Abby just shrugged, sad and empty.

“I guess it doesn’t matter. It’s too late anyway,” Kate said.

“I guess so.” Abby put her sunglasses on and sniffled.

Kate’s back unclenched. Twelve hours and Abby had scaled her walls. Of course she had. She knew them better than anyone. Just as Kate knew Abby’s and always would. In five years, ten, twenty. It wouldn’t change. At a pool party in Las Vegas, screaming at each other on the Strip, in a club of strangers, they were tethered to one another, not out of want, but because it’s simply who they were.

“Thank you for the apology.” Kate examined Abby in the silence, noting the subtle differences. The new tattoos, her stronger body, a trace of melancholy permeating her features. All evidence of the years gone by without her. She pointed at the grisly scar on her right knee, the unmistakable tread of stitches from surgery. “What happened there?”

“Last summer in Tokyo.”

“What was the game telling you with that?”

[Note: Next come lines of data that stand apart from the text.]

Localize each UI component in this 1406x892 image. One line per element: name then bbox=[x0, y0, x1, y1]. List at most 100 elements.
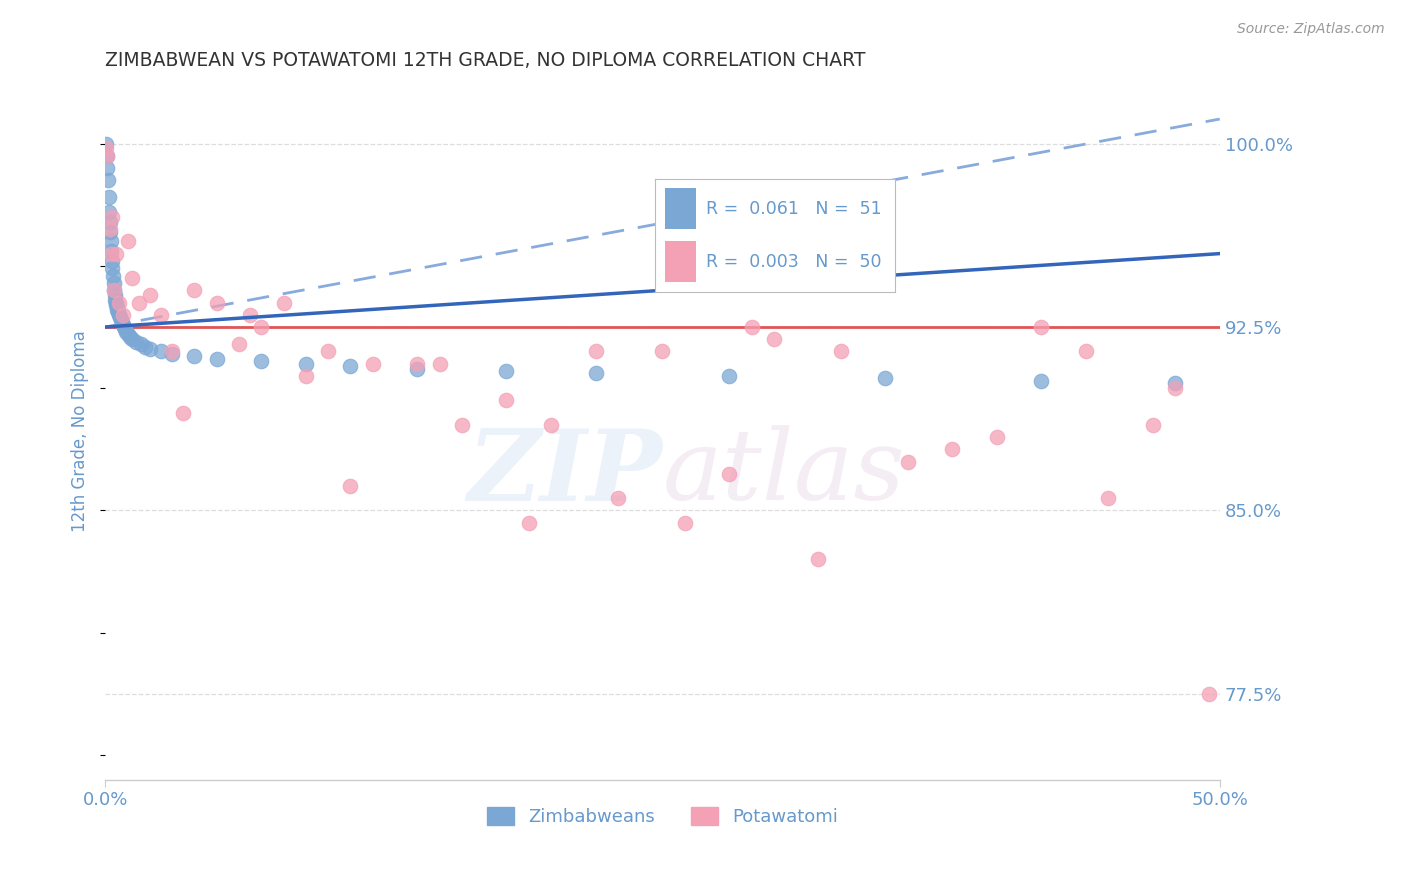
Point bbox=[129, 337, 152, 351]
Point bbox=[228, 337, 250, 351]
Point bbox=[183, 283, 205, 297]
Point bbox=[114, 322, 136, 336]
Bar bbox=[665, 188, 696, 229]
Point bbox=[205, 295, 228, 310]
Point bbox=[98, 222, 121, 236]
Point bbox=[183, 350, 205, 364]
Point bbox=[830, 344, 852, 359]
Point bbox=[986, 430, 1008, 444]
Text: R =  0.003   N =  50: R = 0.003 N = 50 bbox=[706, 253, 882, 271]
Point bbox=[107, 305, 129, 319]
Point bbox=[115, 325, 138, 339]
Point bbox=[429, 357, 451, 371]
Point bbox=[103, 288, 125, 302]
Point bbox=[718, 467, 741, 481]
Point bbox=[125, 334, 148, 349]
Point bbox=[1074, 344, 1097, 359]
Point bbox=[110, 312, 132, 326]
Point bbox=[160, 347, 183, 361]
Point bbox=[718, 368, 741, 383]
Point bbox=[121, 271, 143, 285]
Point bbox=[406, 357, 429, 371]
Point bbox=[139, 288, 162, 302]
Point bbox=[104, 295, 127, 310]
Point bbox=[585, 367, 607, 381]
Point bbox=[1031, 320, 1053, 334]
Point bbox=[1164, 381, 1187, 395]
Point bbox=[807, 552, 830, 566]
Point bbox=[98, 205, 121, 219]
Point bbox=[495, 393, 517, 408]
Point bbox=[606, 491, 628, 506]
Point bbox=[651, 344, 673, 359]
Text: atlas: atlas bbox=[662, 425, 905, 520]
Point bbox=[98, 215, 121, 229]
Point bbox=[406, 361, 429, 376]
Legend: Zimbabweans, Potawatomi: Zimbabweans, Potawatomi bbox=[479, 799, 845, 833]
Point bbox=[96, 136, 118, 151]
Point bbox=[112, 320, 135, 334]
Point bbox=[103, 276, 125, 290]
Point bbox=[118, 330, 141, 344]
Point bbox=[239, 308, 262, 322]
Point bbox=[1031, 374, 1053, 388]
Point bbox=[100, 246, 122, 260]
Point bbox=[103, 283, 125, 297]
Point bbox=[101, 261, 124, 276]
Point bbox=[273, 295, 295, 310]
Point bbox=[103, 283, 125, 297]
Point bbox=[101, 268, 124, 283]
Point bbox=[250, 320, 273, 334]
Point bbox=[762, 332, 785, 346]
Point bbox=[295, 368, 318, 383]
Point bbox=[585, 344, 607, 359]
Point bbox=[941, 442, 963, 457]
Point bbox=[495, 364, 517, 378]
Point bbox=[1198, 687, 1220, 701]
Point bbox=[339, 359, 361, 373]
Point bbox=[112, 308, 135, 322]
Y-axis label: 12th Grade, No Diploma: 12th Grade, No Diploma bbox=[72, 330, 89, 532]
Point bbox=[96, 149, 118, 163]
Point bbox=[105, 298, 128, 312]
Point bbox=[97, 173, 120, 187]
Point bbox=[121, 332, 143, 346]
Point bbox=[100, 235, 122, 249]
Point bbox=[105, 301, 128, 315]
Point bbox=[96, 161, 118, 175]
Point bbox=[1164, 376, 1187, 391]
Point bbox=[205, 351, 228, 366]
Point bbox=[101, 210, 124, 224]
Point bbox=[100, 244, 122, 259]
Point bbox=[149, 308, 172, 322]
Point bbox=[101, 254, 124, 268]
Point bbox=[172, 406, 194, 420]
Text: Source: ZipAtlas.com: Source: ZipAtlas.com bbox=[1237, 22, 1385, 37]
Point bbox=[107, 302, 129, 317]
Point bbox=[673, 516, 696, 530]
Point bbox=[1142, 417, 1164, 432]
Point bbox=[98, 225, 121, 239]
Point bbox=[128, 295, 150, 310]
Point bbox=[96, 149, 118, 163]
Point bbox=[149, 344, 172, 359]
Point bbox=[97, 190, 120, 204]
Point bbox=[160, 344, 183, 359]
Point bbox=[104, 293, 127, 307]
Point bbox=[107, 308, 129, 322]
Point bbox=[295, 357, 318, 371]
Point bbox=[250, 354, 273, 368]
Point bbox=[540, 417, 562, 432]
Bar bbox=[665, 242, 696, 282]
Point bbox=[105, 246, 128, 260]
Point bbox=[139, 342, 162, 356]
Point bbox=[339, 479, 361, 493]
Point bbox=[107, 295, 129, 310]
Point bbox=[117, 327, 139, 342]
Point bbox=[108, 310, 131, 325]
Point bbox=[741, 320, 763, 334]
Text: R =  0.061   N =  51: R = 0.061 N = 51 bbox=[706, 200, 882, 218]
Point bbox=[897, 454, 920, 468]
Point bbox=[875, 371, 897, 385]
Text: ZIMBABWEAN VS POTAWATOMI 12TH GRADE, NO DIPLOMA CORRELATION CHART: ZIMBABWEAN VS POTAWATOMI 12TH GRADE, NO … bbox=[105, 51, 866, 70]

Abby chuckled. “That I overstayed my welcome.”

She had a million more questions. She wanted to know about Abby’s career, her travels, every minute she missed. But another part of her didn’t know if she could take it or, worse, risk falling back under Abby’s spell. “We should meet everyone for brunch.” She stood to leave.

“I don’t want you to hate me,” Abby said, and Kate turned back. “I know I made my bed, but I don’t know if I can leave here without knowing.”

Kate tilted her head. The desperation, that hopelessness she recognized from when they met and that she had always longed to erase, reopened the hollow spot in her chest. “I don’t hate you,” she said with the compulsive lilt she once used for love. “I could never hate you, Abby.”

They hugged. She sighed into Abby’s tight hold, her nose against her chest. Her lungs opened bigger for a breath that soothed her heart’s tattered parts. She didn’t know if either of them would let go if it weren’t for the clapping behind them.

“Oh my God, someone take a picture!” Mick shouted.

“Are you guys going to kiss?” Jill asked.

They pulled away from each other. T.K. appeared to be taking a photo and Mick had her arms raised in victory.